Route information
- Length: 56 km (35 mi)

Major junctions
- South end: Blankenfelde-Mahlow
- North end: Birkenwerder

Location
- Country: Germany
- States: Brandenburg, Berlin

Highway system
- Roads in Germany; Autobahns List; ; Federal List; ; State; E-roads;

= Bundesstraße 96a =

Federal highway in Germany

The Bundesstraße 96a (B96a) is a federal highway in Germany. It begins in Mahlow south of Berlin on the B96 and ends north of Berlin in Birkenwerder, again on the B96. In the GDR it replaced the route of today's B96 running through West Berlin. In the GDR it was called F 96 and after German reunification was renamed B96a.

The B96 leads from the south near Mahlow to the north towards the city center of Berlin on former West Berlin territory. For this reason, a new route was designated in the GDR, which starts at Mahlow and turns east towards Schönefeld, from there it crosses the Adlergestell in the former East Berlin district of Treptow and crosses the Spree on the Elsenbrücke bridge. In the former district of Friedrichshain, the route runs along Stralauer Allee, Warschauer Straße and today's Petersburger Straße, in the former district of Prenzlauer Berg along today's Danziger Straße and then northwards along Schönhauser Allee. Through the district of Pankow it leads to Birkenwerder, where it meets the route of the B96 again.

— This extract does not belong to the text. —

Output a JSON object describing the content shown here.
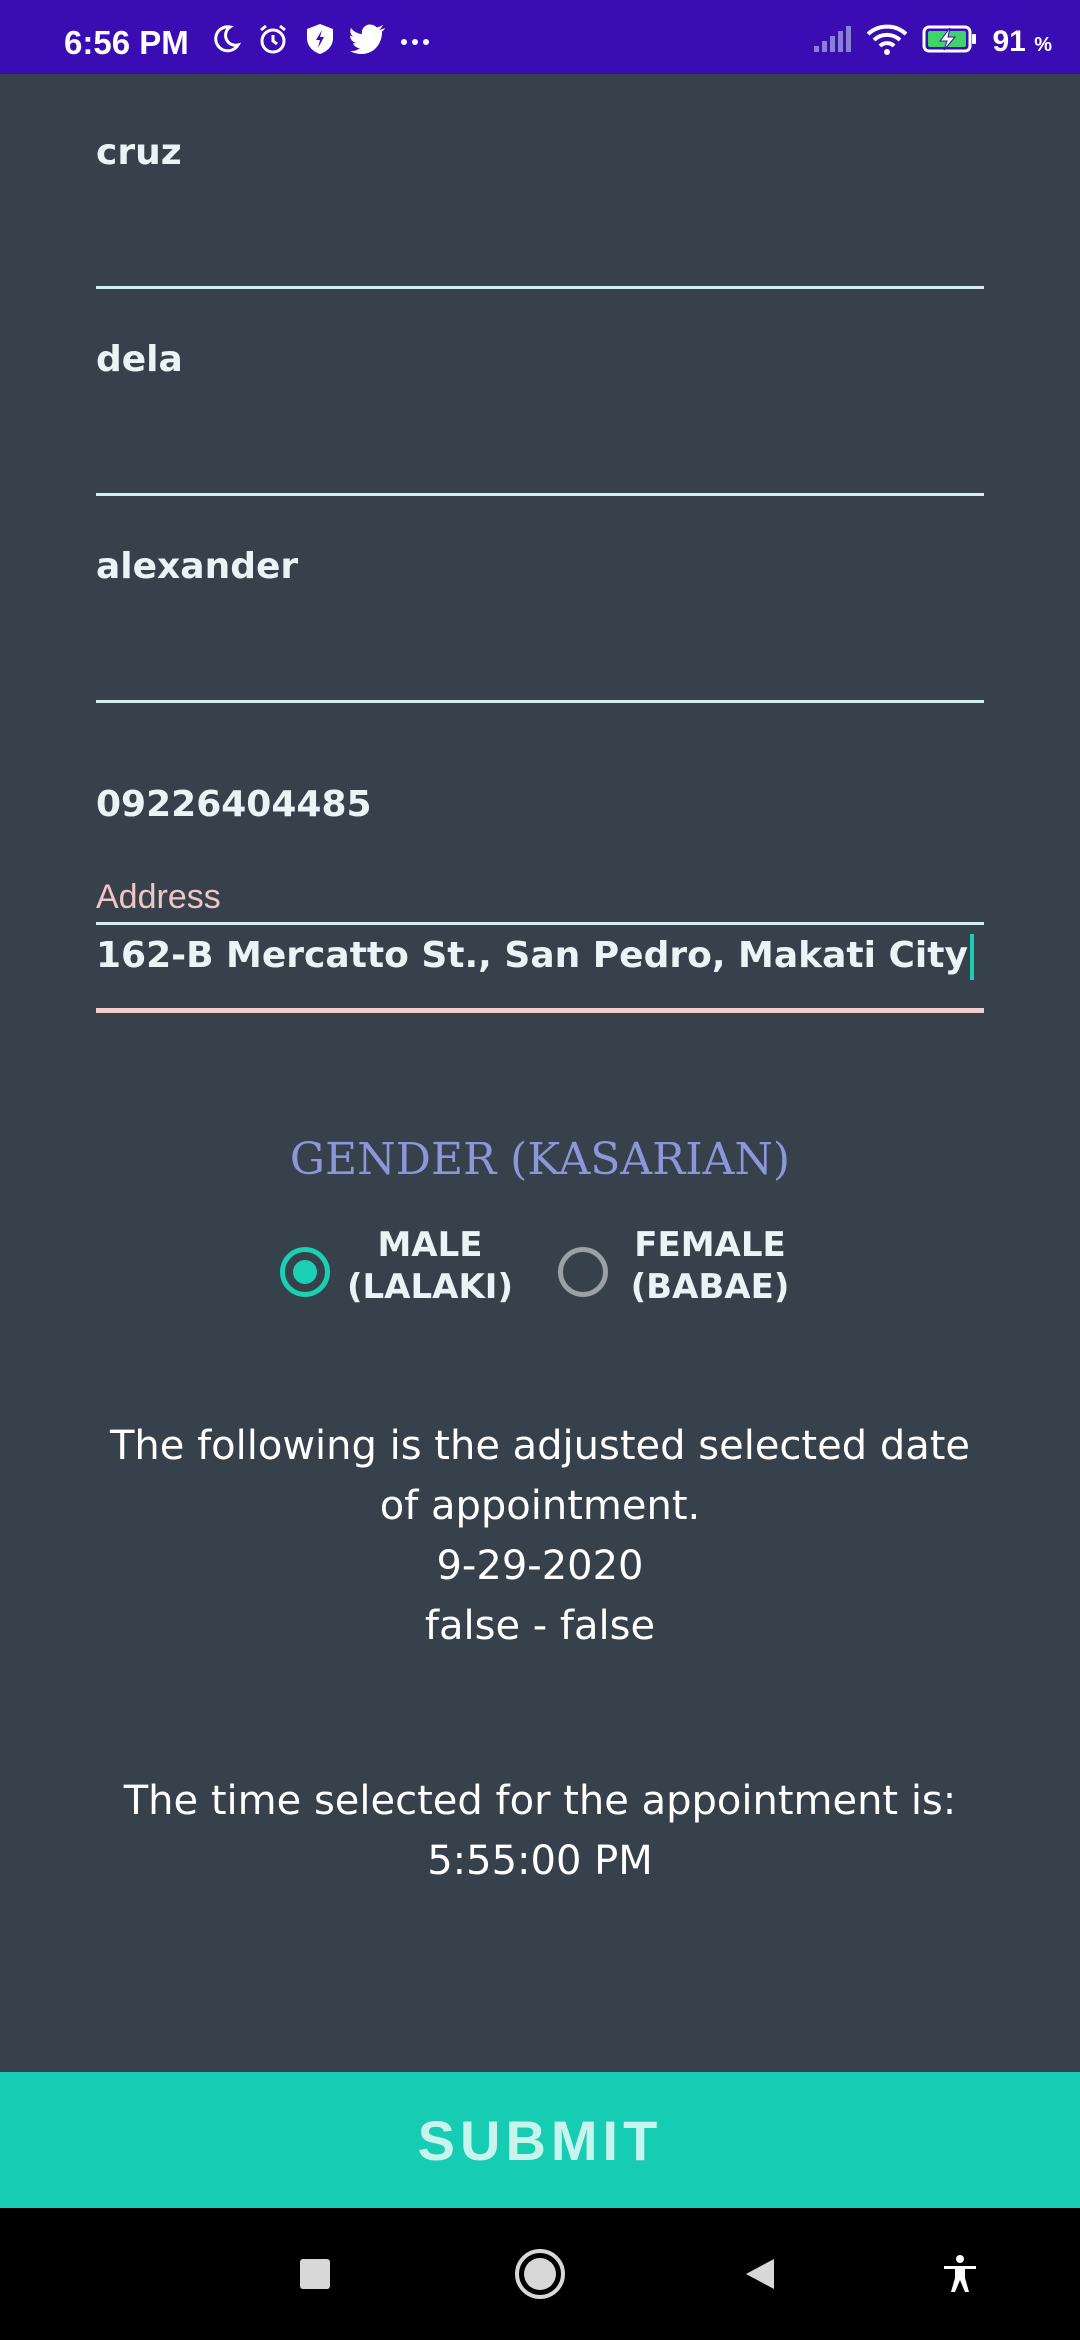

Until the construction of the bridge over the Berlin outer ring two kilometers west of Waßmannsdorf in the 1980s, today's B96a did not begin in Mahlow, but in the Glasow district, led via Selchow to Waßmannsdorf and from there—since the early 1990s in four lanes—to the airport in Schönefeld.

With the planned expansion of Berlin-Schönefeld Airport into an international air hub (BER), old plans were taken up again and revised. In 2002 the four-lane link from the northern bypass of Mahlow to the bridge with the Berlin outer ring was expanded. Since 2007, the expressway from there via Waßmannsdorf to Schönefeld has been passable with four lanes throughout.

The Berlin-Schönefeld Airport had already been connected to East Berlin in four lanes. From the Treptow junction on the A 117 motorway, the route continues as a motor road without intersections and ends at the broad Adlergestell, which leads into the city of Berlin.